Poursuite inlassable de la perfection (It’qan) :
Lorsque nous avons acquis Azm, nous avons développé la capacité, la volonté, le souhait et l’intention de faire tout
travail de notre mieux. Cependant, ceci ne garantit pas que nous allions le faire de notre mieux, étant donné que par
nature nous tendons à chercher des solutions de facilité ou prendre des raccourcis. Ainsi, Azm ne garantit pas que
notre travail se fera sans erreurs malgré toute notre détermination et que nous sommes en mesure de réaliser nos
objectifs de la façon la plus efficace et effective possible. De même, Azm ne garantit pas que notre travail sera
aussi complet que possible ou que nous serons en mesure d’identifier et prendre en compte toutes les contingences
et scénarios possibles. Pour garantir la qualité ou la réalisation complète du travail dans lequel nous sommes engagés,
nous avons besoin d’une valeur qui nous pousse à donner le meilleur de nous même. Nous avons besoin de la valeur
de la poursuite inlassable de la perfection ou It’qan. La traduction littérale d’It’qan est affection. Pour nous,
cependant, It’qan consiste également à s’évertuer à la perfection en adoptant les principales forces motrices
de perfection – la prudence et la précaution. En nous montrant prudents à propos de notre travail, ce que nous
donnons aux autres et ce qui ressort de notre responsabilité, nous allons toujours demeurer vigilants vis-à-vis
de la qualité de ce travail. Nous serons amenés à faire des recherches, à revoir notre travail dans les détails
et à éliminer tout problème ou toute erreur. Nous serons motivés pour veiller à donner le meilleur de nous même
et à ne rien laisser au hasard. Nous serons motivés pour veiller à ce que toutes les possibilités ou options soient
considérées ou prises en compte dans le cadre du travail que nous soumettons. Nous veillerons à ce que soient
utilisées toutes les connaissances et toute l’assistance à notre disposition. Nous examinerons avec le maximum
d'attention possible le débouché de nos actions et nous préparerons des solutions de rechange pour chacun d’eux.

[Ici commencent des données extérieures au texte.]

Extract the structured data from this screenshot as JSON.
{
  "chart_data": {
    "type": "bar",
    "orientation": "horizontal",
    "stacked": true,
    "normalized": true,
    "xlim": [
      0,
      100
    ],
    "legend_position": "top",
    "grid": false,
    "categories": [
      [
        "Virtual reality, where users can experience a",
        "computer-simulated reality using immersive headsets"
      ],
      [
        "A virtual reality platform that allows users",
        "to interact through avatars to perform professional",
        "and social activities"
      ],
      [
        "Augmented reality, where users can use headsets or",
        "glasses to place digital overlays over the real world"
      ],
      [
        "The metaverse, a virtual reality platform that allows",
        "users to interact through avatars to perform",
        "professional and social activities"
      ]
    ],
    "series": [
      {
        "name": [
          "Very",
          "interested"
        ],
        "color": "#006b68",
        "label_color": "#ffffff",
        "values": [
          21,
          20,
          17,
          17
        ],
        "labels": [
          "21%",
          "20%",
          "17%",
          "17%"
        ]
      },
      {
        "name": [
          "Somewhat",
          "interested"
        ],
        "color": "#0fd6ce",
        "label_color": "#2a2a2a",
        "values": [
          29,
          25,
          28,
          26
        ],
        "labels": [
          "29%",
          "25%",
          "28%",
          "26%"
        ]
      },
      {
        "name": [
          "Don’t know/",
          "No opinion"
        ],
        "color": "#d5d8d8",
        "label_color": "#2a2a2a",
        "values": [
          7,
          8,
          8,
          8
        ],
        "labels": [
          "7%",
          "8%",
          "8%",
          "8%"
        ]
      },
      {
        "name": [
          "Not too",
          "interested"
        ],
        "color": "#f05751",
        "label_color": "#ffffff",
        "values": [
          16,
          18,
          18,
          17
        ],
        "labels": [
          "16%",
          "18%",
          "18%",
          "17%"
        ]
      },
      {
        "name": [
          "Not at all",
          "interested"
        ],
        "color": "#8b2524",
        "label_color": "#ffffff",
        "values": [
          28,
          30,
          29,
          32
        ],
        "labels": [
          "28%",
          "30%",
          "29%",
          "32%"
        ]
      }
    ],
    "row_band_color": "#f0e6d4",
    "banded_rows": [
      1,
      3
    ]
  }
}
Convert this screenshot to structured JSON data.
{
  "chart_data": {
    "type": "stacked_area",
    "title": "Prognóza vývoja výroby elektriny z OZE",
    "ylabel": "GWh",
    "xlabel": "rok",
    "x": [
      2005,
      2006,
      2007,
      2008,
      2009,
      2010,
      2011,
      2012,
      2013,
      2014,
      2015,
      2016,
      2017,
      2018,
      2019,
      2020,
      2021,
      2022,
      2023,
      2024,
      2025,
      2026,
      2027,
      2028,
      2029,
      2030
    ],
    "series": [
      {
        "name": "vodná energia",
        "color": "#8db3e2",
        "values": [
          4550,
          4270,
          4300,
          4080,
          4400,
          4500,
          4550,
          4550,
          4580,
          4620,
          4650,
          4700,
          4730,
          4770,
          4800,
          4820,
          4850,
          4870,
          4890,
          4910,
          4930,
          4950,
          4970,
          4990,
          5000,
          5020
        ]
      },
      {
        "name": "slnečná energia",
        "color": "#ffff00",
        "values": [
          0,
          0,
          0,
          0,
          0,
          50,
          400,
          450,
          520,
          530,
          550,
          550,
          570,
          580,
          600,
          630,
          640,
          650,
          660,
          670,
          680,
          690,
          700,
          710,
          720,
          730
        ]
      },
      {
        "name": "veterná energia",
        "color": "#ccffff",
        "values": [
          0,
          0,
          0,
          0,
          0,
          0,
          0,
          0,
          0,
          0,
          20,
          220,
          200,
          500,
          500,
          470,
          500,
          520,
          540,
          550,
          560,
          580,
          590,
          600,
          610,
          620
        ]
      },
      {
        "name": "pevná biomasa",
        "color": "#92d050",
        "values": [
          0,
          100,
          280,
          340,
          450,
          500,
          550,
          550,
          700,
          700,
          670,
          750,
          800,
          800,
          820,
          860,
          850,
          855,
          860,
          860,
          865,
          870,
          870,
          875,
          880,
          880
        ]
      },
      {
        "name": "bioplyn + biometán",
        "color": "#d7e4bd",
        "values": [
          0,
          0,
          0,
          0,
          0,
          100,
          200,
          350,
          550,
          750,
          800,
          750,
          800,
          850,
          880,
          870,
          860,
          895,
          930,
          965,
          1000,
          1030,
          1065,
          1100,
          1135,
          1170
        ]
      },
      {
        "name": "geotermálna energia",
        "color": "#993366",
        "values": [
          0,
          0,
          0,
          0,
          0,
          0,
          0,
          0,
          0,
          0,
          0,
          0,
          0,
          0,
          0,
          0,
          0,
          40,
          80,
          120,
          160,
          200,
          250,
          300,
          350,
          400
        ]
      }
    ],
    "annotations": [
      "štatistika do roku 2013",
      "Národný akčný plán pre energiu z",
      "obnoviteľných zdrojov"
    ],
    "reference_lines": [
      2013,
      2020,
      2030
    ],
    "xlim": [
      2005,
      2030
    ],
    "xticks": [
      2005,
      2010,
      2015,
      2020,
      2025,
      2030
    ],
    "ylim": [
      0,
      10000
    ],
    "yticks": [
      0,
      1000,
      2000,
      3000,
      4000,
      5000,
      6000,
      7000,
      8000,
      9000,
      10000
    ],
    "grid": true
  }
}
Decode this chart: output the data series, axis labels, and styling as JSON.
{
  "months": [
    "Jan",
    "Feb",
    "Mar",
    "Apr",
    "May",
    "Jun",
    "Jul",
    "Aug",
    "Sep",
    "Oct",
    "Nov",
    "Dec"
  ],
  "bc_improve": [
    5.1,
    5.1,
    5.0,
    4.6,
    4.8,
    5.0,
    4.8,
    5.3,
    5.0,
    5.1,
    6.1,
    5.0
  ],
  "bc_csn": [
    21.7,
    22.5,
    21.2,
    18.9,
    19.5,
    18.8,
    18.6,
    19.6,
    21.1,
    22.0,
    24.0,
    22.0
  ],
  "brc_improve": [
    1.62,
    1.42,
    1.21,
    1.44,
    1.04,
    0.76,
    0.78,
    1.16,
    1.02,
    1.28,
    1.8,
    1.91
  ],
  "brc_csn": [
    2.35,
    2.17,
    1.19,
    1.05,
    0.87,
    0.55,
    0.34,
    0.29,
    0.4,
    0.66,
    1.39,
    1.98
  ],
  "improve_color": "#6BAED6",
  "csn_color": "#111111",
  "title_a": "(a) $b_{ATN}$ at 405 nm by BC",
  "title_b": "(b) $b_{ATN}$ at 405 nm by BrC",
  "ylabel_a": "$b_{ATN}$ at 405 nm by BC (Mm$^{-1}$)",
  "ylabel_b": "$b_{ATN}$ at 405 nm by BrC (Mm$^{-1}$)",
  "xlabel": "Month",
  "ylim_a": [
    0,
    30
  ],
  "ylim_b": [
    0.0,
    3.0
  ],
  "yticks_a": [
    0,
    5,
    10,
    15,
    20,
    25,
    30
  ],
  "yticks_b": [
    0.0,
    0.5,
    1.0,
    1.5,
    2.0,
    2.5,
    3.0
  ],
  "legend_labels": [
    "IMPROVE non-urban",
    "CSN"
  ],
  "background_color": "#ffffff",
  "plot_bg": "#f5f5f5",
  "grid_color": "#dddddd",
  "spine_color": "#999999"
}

Une fois que nous sommes dûment motivés par cette précaution de faire de notre mieux, nous aurons acquis la valeur
d’It’qan. Lorsque nous adoptons et mettons en œuvre cette valeur d’It’qan, cela signifie que nous tendons vers
la production de travail de haute qualité. Cette tendance à produire un travail de haute qualité de façon consistante
pourrait progressivement instiller en nous le sentiment que nous sommes devenus des "experts" en ce que nous faisons
et que nous n'avons presque plus rien à apprendre des autres. Cette croyance peut, en fin de compte, nous conduire
à l’arrogance et nous pousser à nous réfugier derrière des obstacles qui bloquent le succès. Ainsi, pour échapper
à ce piège et rester sur le chemin du succès, il est essentiel que nous passions en revue les quatre valeurs,
de façon constante et intense, et que nous les appliquions ensemble de façon intégrale dans notre vie quotidienne.
Cela veut dire que nous avons besoin de repenser et d’appliquer Tawado, Iq’tida, Azm et It’qan de façon régulière.